In terms of market revenue per available foot (M-RevPAF)—a metric combining changes in rents with changes in occupancies—senior housing is anticipated to fare better than most other commercial real estate sectors through 2022.
Specifically, for senior housing, annual growth in M-RevPAF is expected to be 2.9% between 2018 and 2022, according to Green Street Advisors. That’s less than the industrial sector, where M-RevPAF is predicted to grow 4.8% annually during that period, but higher than apartment and office buildings, where M-RevPAF is anticipated to grow just 2.1% and 1.1% per year, respectively.
Unlike occupancy, senior housing rate growth isn’t likely to change substantially in the next few years, Andrew Suh, senior equity research associate at Green Street, told Senior Housing News.

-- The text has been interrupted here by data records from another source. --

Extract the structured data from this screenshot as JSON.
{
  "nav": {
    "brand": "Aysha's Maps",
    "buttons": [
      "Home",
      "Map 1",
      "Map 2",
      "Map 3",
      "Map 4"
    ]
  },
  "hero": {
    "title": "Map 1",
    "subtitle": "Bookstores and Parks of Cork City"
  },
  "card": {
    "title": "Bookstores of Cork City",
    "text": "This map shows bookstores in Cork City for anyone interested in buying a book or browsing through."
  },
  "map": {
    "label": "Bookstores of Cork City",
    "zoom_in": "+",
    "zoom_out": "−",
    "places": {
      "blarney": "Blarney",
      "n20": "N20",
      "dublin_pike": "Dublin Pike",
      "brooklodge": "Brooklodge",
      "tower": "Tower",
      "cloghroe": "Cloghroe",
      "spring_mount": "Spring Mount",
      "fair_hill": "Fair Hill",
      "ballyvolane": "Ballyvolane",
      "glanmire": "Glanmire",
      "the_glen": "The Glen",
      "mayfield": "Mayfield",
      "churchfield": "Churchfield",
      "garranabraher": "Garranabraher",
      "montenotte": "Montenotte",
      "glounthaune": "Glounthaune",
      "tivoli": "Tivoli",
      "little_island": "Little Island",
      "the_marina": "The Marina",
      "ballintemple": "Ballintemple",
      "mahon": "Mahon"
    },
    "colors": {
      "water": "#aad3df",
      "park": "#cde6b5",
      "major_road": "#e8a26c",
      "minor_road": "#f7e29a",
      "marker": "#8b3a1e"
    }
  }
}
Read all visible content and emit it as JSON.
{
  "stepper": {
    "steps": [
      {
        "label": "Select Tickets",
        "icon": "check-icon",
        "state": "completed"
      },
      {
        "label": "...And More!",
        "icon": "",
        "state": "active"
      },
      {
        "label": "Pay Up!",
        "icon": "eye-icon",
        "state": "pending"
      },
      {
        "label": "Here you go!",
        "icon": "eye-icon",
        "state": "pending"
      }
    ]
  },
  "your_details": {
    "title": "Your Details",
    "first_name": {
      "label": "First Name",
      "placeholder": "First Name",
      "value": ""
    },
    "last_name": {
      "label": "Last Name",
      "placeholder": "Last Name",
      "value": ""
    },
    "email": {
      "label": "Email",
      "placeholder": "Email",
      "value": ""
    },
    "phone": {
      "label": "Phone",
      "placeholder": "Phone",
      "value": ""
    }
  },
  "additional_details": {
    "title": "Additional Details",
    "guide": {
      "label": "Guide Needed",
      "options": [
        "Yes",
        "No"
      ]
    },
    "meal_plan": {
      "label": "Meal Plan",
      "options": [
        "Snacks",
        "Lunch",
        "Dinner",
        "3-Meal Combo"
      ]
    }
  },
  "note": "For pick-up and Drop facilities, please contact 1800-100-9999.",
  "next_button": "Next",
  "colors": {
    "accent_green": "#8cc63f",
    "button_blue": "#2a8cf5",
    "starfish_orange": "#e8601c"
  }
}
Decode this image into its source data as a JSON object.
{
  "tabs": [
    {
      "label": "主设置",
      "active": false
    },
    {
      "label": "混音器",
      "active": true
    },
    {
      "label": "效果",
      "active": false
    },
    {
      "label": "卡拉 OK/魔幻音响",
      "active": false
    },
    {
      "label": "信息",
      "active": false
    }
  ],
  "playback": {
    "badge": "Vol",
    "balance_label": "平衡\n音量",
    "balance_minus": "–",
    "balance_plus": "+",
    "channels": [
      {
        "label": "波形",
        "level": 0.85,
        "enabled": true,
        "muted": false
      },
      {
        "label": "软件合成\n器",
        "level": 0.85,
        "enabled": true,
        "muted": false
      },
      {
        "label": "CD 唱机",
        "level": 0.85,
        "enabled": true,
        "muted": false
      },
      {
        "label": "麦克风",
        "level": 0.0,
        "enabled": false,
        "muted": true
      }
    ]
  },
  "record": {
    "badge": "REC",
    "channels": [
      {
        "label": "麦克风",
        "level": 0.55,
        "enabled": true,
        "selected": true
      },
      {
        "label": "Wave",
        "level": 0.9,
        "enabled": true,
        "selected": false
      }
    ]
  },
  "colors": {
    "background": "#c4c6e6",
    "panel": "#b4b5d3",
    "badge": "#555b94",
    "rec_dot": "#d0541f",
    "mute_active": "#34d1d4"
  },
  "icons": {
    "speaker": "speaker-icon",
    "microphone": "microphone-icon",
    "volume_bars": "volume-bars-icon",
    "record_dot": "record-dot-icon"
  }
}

Green Street is an independent research and advisory firm based in Newport Beach, California.
“We’ve seen that for the Big 3 REITs, they’ve been pretty consistent at 3% rate growth,” Suh said. Green Street believes that this level of growth is going to continue—which is good news for an industry that’s bound to see occupancy decline in 2018 and 2019.
“[Consistent 3% rate growth is] the only really saving grace for the senior housing operating portfolios because we see occupancy declining,” Suh explained. “We think 2018 and 2019 will be challenged in terms of occupancy. We forecast occupancy to decline this year and next year, and rebound in 2020 through 2022.”